Set up a secure passphrase for approving critical actions (e.g. shell command execution):

agent-sudo init-approval

[!IMPORTANT] This passphrase is hashed locally (PBKDF2-HMAC-SHA256) and cannot be recovered. If lost, you must reset the approval configuration.

3. Set Your Workspace

Persist the fixed workspace that Claude Desktop and other MCP clients should use:

agent-sudo workspace set /ABS/PATH/TO/your/project

Verify that the saved workspace is the one you expect:

agent-sudo workspace show

4. Wire It Into Claude Desktop (required to actually be protected)

[!WARNING] Installing the package does not protect anything by itself. Until you route your agent's tools through Agent_Sudo, it sees no actions and gates nothing. Steps 1–3 only install and configure the CLI — you are not yet protected.

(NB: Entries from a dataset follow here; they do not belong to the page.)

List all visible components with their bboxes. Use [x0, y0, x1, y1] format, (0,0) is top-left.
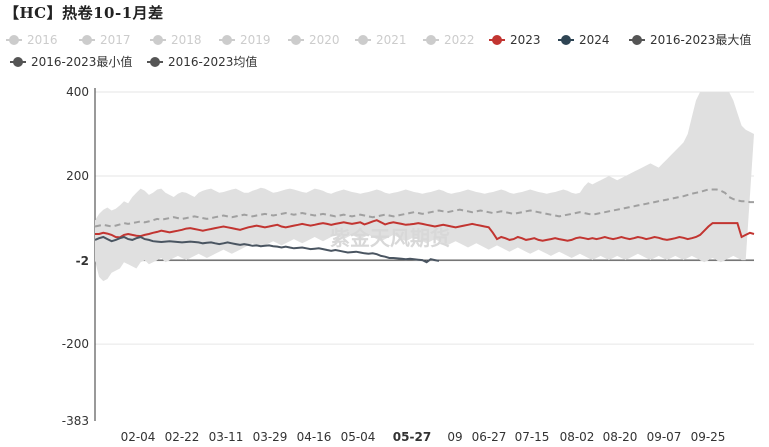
legend-item-8[interactable]: 2024 — [558, 33, 610, 47]
legend-marker — [9, 35, 19, 45]
legend-label: 2020 — [309, 33, 340, 47]
x-tick-label: 02-04 — [121, 430, 156, 444]
legend-item-11[interactable]: 2016-2023均值 — [147, 54, 257, 69]
legend-item-5[interactable]: 2021 — [355, 33, 407, 47]
legend-item-0[interactable]: 2016 — [6, 33, 58, 47]
legend-label: 2019 — [240, 33, 271, 47]
legend-label: 2018 — [171, 33, 202, 47]
legend-item-1[interactable]: 2017 — [79, 33, 131, 47]
legend-marker — [291, 35, 301, 45]
x-tick-label: 05-04 — [341, 430, 376, 444]
x-tick-label: 06-27 — [472, 430, 507, 444]
legend-item-7[interactable]: 2023 — [489, 33, 541, 47]
x-tick-label: 09-07 — [647, 430, 682, 444]
series-mean-line — [94, 188, 754, 228]
legend-marker — [150, 57, 160, 67]
x-tick-label: 09 — [447, 430, 462, 444]
legend-marker — [153, 35, 163, 45]
chart-title: 【HC】热卷10-1月差 — [4, 4, 164, 22]
range-band — [95, 92, 754, 282]
plot-area: 400 200 -2 -200 -383 紫金天风期货 02-04 02-22 03-11 03-… — [62, 85, 755, 444]
x-tick-label: 09-25 — [691, 430, 726, 444]
legend-label: 2023 — [510, 33, 541, 47]
watermark: 紫金天风期货 — [330, 226, 450, 250]
legend-label: 2016-2023均值 — [168, 54, 257, 69]
legend-item-2[interactable]: 2018 — [150, 33, 202, 47]
x-tick-label: 05-27 — [393, 430, 431, 444]
legend-label: 2024 — [579, 33, 610, 47]
y-tick-label: -200 — [62, 337, 89, 351]
x-tick-label: 07-15 — [515, 430, 550, 444]
legend-marker — [426, 35, 436, 45]
legend-label: 2022 — [444, 33, 475, 47]
y-tick-label: 200 — [66, 169, 89, 183]
x-tick-label: 03-11 — [209, 430, 244, 444]
x-tick-label: 08-20 — [603, 430, 638, 444]
x-tick-label: 08-02 — [560, 430, 595, 444]
legend-label: 2017 — [100, 33, 131, 47]
legend-marker — [82, 35, 92, 45]
x-tick-label: 04-16 — [297, 430, 332, 444]
x-tick-label: 03-29 — [253, 430, 288, 444]
legend-marker — [13, 57, 23, 67]
legend-label: 2016 — [27, 33, 58, 47]
legend-item-10[interactable]: 2016-2023最小值 — [10, 54, 132, 69]
legend-marker — [561, 35, 571, 45]
legend-marker — [632, 35, 642, 45]
legend: 2016 2017 2018 2019 2020 2021 2022 2023 2024 2016… — [6, 32, 751, 69]
legend-item-3[interactable]: 2019 — [219, 33, 271, 47]
legend-item-6[interactable]: 2022 — [423, 33, 475, 47]
y-tick-label: -383 — [62, 414, 89, 428]
series-2024-line — [94, 235, 440, 264]
x-tick-label: 02-22 — [165, 430, 200, 444]
legend-marker — [492, 35, 502, 45]
legend-label: 2021 — [376, 33, 407, 47]
legend-marker — [358, 35, 368, 45]
y-tick-label: -2 — [76, 254, 89, 268]
series-2023-line — [95, 219, 755, 242]
y-tick-label: 400 — [66, 85, 89, 99]
legend-marker — [222, 35, 232, 45]
legend-item-4[interactable]: 2020 — [288, 33, 340, 47]
legend-label: 2016-2023最大值 — [650, 32, 751, 47]
legend-item-9[interactable]: 2016-2023最大值 — [629, 32, 751, 47]
legend-label: 2016-2023最小值 — [31, 54, 132, 69]
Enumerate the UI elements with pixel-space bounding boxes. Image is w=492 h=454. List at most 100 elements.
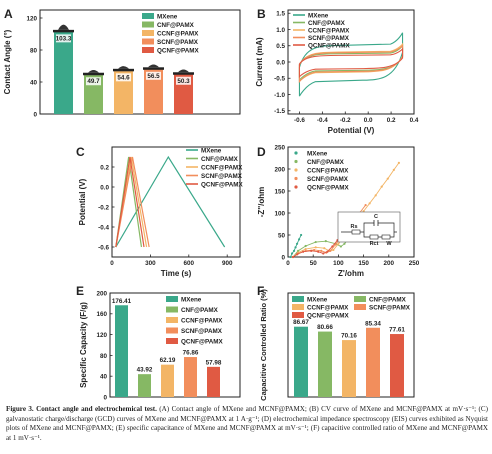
panel-c-legend-label-0: MXene — [201, 147, 222, 154]
panel-a-value-bg-2 — [116, 73, 131, 82]
panel-d-ytick-label-5: 250 — [274, 144, 285, 151]
panel-e-ylabel: Specific Capacity (F/g) — [79, 302, 88, 388]
panel-d-legend-swatch-3 — [294, 176, 298, 181]
panel-b-xtick-label-3: 0.0 — [364, 117, 373, 124]
panel-b-ytick-label-2: -0.5 — [274, 76, 285, 83]
panel-c-plot-frame — [111, 146, 241, 258]
panel-a-droplet-4 — [178, 69, 189, 73]
panel-f-value-label-2: 70.16 — [341, 333, 357, 340]
panel-d-legend-label-0: MXene — [307, 150, 328, 157]
panel-b-ylabel: Current (mA) — [255, 37, 264, 87]
panel-d-point-3-7 — [334, 243, 337, 246]
panel-f-legend-swatch-4 — [292, 312, 304, 318]
panel-letter-b: B — [257, 7, 266, 21]
panel-a-ytick-label-2: 80 — [30, 47, 38, 54]
panel-a-value-label-3: 56.5 — [147, 73, 160, 80]
panel-d-point-2-2 — [304, 247, 307, 251]
panel-a-ytick-label-0: 0 — [33, 111, 37, 118]
panel-b-xtick-label-4: 0.2 — [387, 117, 396, 124]
panel-a-droplet-0 — [58, 24, 69, 30]
panel-d-xtick-label-1: 50 — [310, 260, 318, 267]
panel-a-value-label-1: 49.7 — [87, 78, 100, 85]
panel-d-point-0-0 — [289, 255, 292, 259]
panel-b-ytick-label-0: -1.5 — [274, 108, 285, 115]
figure-canvas: A Contact Angle (°) 0 40 80 120 103.3 49.7 54.6 5… — [3, 7, 420, 401]
panel-a-legend-swatch-2 — [142, 30, 154, 36]
panel-e-value-label-0: 176.41 — [112, 298, 132, 305]
panel-d-point-1-4 — [324, 240, 327, 243]
caption-lead: Figure 3. Contact angle and electrochemi… — [6, 405, 157, 413]
panel-a-bar-0 — [54, 31, 73, 114]
panel-a-legend-label-3: SCNF@PAMX — [157, 39, 199, 46]
panel-c-ytick-label-1: -0.4 — [98, 224, 109, 231]
panel-d-point-2-7 — [337, 242, 340, 245]
panel-e-legend-label-1: CNF@PAMX — [181, 307, 219, 314]
panel-f-legend-label-4: QCNF@PAMX — [307, 312, 350, 319]
panel-f-bar-4 — [390, 334, 404, 397]
panel-b-series-4 — [298, 47, 404, 78]
panel-a-ytick-label-1: 40 — [30, 79, 38, 86]
panel-e-value-label-4: 57.98 — [206, 359, 222, 366]
panel-b-ytick-label-4: 0.5 — [276, 43, 285, 50]
panel-e-legend-label-3: SCNF@PAMX — [181, 328, 223, 335]
panel-d-point-4-3 — [310, 249, 313, 252]
panel-e-bar-0 — [115, 305, 128, 397]
panel-d-legend-swatch-4 — [294, 185, 298, 189]
panel-d-plot-frame — [287, 146, 415, 258]
panel-d-inset-label-rs: Rs — [350, 224, 357, 230]
panel-c-legend-label-4: QCNF@PAMX — [201, 181, 244, 188]
panel-b-xlabel: Potential (V) — [328, 126, 375, 135]
panel-a-value-bg-1 — [86, 77, 101, 86]
panel-b-legend-label-4: QCNF@PAMX — [308, 42, 351, 49]
panel-d-point-2-12 — [368, 202, 371, 205]
panel-d-point-2-17 — [397, 161, 400, 164]
panel-e-ytick-label-5: 200 — [96, 290, 107, 297]
caption-body: (A) Contact angle of MXene and MCNF@PAMX… — [6, 405, 488, 442]
panel-e-legend-label-2: CCNF@PAMX — [181, 317, 223, 324]
panel-e-ytick-label-2: 80 — [100, 353, 108, 360]
panel-d-legend-label-1: CNF@PAMX — [307, 159, 345, 166]
panel-e-ytick-label-3: 120 — [96, 332, 107, 339]
panel-d-xtick-label-3: 150 — [358, 260, 369, 267]
panel-c-series-0 — [115, 155, 226, 248]
panel-a-droplet-3 — [148, 64, 159, 68]
panel-a-substrate-1 — [83, 72, 104, 76]
panel-c-ytick-label-3: 0.0 — [100, 184, 109, 191]
panel-a-value-label-2: 54.6 — [117, 74, 130, 81]
panel-d-point-0-3 — [294, 246, 297, 249]
panel-b-ytick-label-3: 0.0 — [276, 59, 285, 66]
panel-d-point-2-4 — [323, 247, 326, 250]
panel-f-legend-swatch-2 — [292, 304, 304, 310]
panel-b-xtick-label-1: -0.4 — [317, 117, 328, 124]
panel-d-inset-frame — [337, 211, 401, 243]
panel-f-legend-label-1: CNF@PAMX — [369, 296, 407, 303]
panel-c-series-4 — [115, 156, 145, 248]
panel-c-ytick-label-0: -0.6 — [98, 244, 109, 251]
panel-c-legend-label-3: SCNF@PAMX — [201, 173, 243, 180]
panel-f-value-label-4: 77.61 — [389, 327, 405, 334]
panel-d-inset-wires — [341, 222, 397, 238]
panel-b-ytick-label-6: 1.5 — [276, 11, 285, 18]
panel-d-point-4-5 — [322, 252, 325, 255]
panel-f-ylabel: Capacitive Controlled Ratio (%) — [259, 289, 268, 401]
panel-e-legend-swatch-2 — [166, 317, 178, 323]
panel-d-point-0-2 — [292, 249, 296, 252]
panel-f-legend-label-2: CCNF@PAMX — [307, 304, 349, 311]
panel-d-inset-label-rct: Rct — [370, 241, 379, 247]
panel-letter-a: A — [4, 7, 13, 21]
panel-f-legend-label-3: SCNF@PAMX — [369, 304, 411, 311]
panel-a-value-bg-4 — [176, 76, 191, 85]
panel-a-bar-3 — [144, 68, 163, 114]
panel-d-xtick-label-4: 200 — [384, 260, 395, 267]
panel-a-legend-label-4: QCNF@PAMX — [157, 47, 200, 54]
panel-b-plot-frame — [287, 9, 415, 115]
panel-e-value-label-2: 62.19 — [160, 357, 176, 364]
panel-d-point-3-6 — [329, 249, 332, 252]
panel-d-point-4-4 — [317, 250, 320, 253]
panel-e-bar-2 — [161, 364, 174, 397]
panel-d-legend-swatch-2 — [294, 168, 298, 172]
panel-d-point-4-2 — [302, 250, 305, 253]
panel-letter-d: D — [257, 145, 266, 159]
panel-b-ytick-label-1: -1.0 — [274, 92, 285, 99]
panel-letter-c: C — [76, 145, 85, 159]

Add the MCP server to ~/Library/Application Support/Claude/claude_desktop_config.json (run which agent-sudo-mcp to get the absolute path). If you already ran agent-sudo workspace set, you can omit --workspace; the MCP server reads the persisted value from ~/.agent-sudo/config.json.

{
  "mcpServers": {
    "agent-sudo": {
      "command": "/ABS/PATH/TO/agent-sudo-mcp",
      "args": []
    }
  }
}

Restart Claude Desktop, then confirm your agent's actions are actually flowing through the gateway:

# After asking Claude to do something, you should see it here:
agent-sudo audit list

If an action you asked the agent to perform is not in agent-sudo audit list, it bypassed the gateway and was not protected — see the Claude Desktop Setup Guide (full options + trust boundary) and Trust Boundaries below.


Contributor Setup

If you are developing Agent_Sudo or integrating it with a custom runtime:

# Clone the repository
git clone https://github.com/Kisyntra/Agent_Sudo.git
cd Agent_Sudo

# Install in editable mode
python3 -m pip install -e .

To run unit tests:

python3 -m unittest discover -s tests

Ecosystem

We work with agent runtime maintainers and external implementers to define portable authorization and audit standards:

  • Official Integrations:
    • agent-runtimes — Merged (PR #98) local plugin hook handler (agent_sudo_local).
  • Active Implementations:
    • LexFlow — In-progress design review (#124) for native JS/TS client audit logging and verification.
  • Research & Local PoC:
    • Hermes — Experimental architecture research (#34992) targeting registry-level dispatch gating.
  • Public Listings:

For a full compatibility matrix and integration details, see the Ecosystem Status Guide.


Documentation Directory

Directory / Section Topic Key Files
First Run Getting started tutorial docs/first_run.md
Troubleshooting Diagnostics and resolution steps docs/troubleshooting.md
Integrations Connecting to runtimes and IDEs docs/integrations/overview.mdEcosystem StatusOutreach PlaybookAdoption DashboardDiscoverability NotesLexFlow ReadinessLexFlow ChecklistClaude DesktopMCP Setupagent-runtimesHermes (Research)
Framework Integrations Direct SDK gating for agent frameworks LangGraph Integration Guideexamples/langgraph_integration.py
Architecture Abstractions and core pipelines docs/architecture/overview.mdLayered ArchitectureEnforcement Model
Specifications Language-agnostic standard models spec/runtime_compatibility_levels.mdUniversal SchemaPolicy & AuditInteroperability Test Kit
Security Threat modeling and limits docs/architecture/security_model.md
Comparisons Policy vs Container Sandboxes Docker & Firecracker comparison

CI/CD & Release Automation

Agent_Sudo uses GitHub Actions to automate checks and distribution:

  • Continuous Integration: The CI workflow runs on all pushes and pull requests targeting the main branch, running the unittest suite, scanning for personal path disclosures, executing git diff --check whitespace validation, and verifying Python package compilation.
  • Automated Releases: Releases are generated automatically when a git tag matching v* is pushed.
    • Release candidate tags (e.g. v0.4.0-rc12) are published as GitHub Prereleases and are explicitly excluded from being marked as the latest release.
    • Release notes are automatically parsed and extracted from the matching version entry in CHANGELOG.md.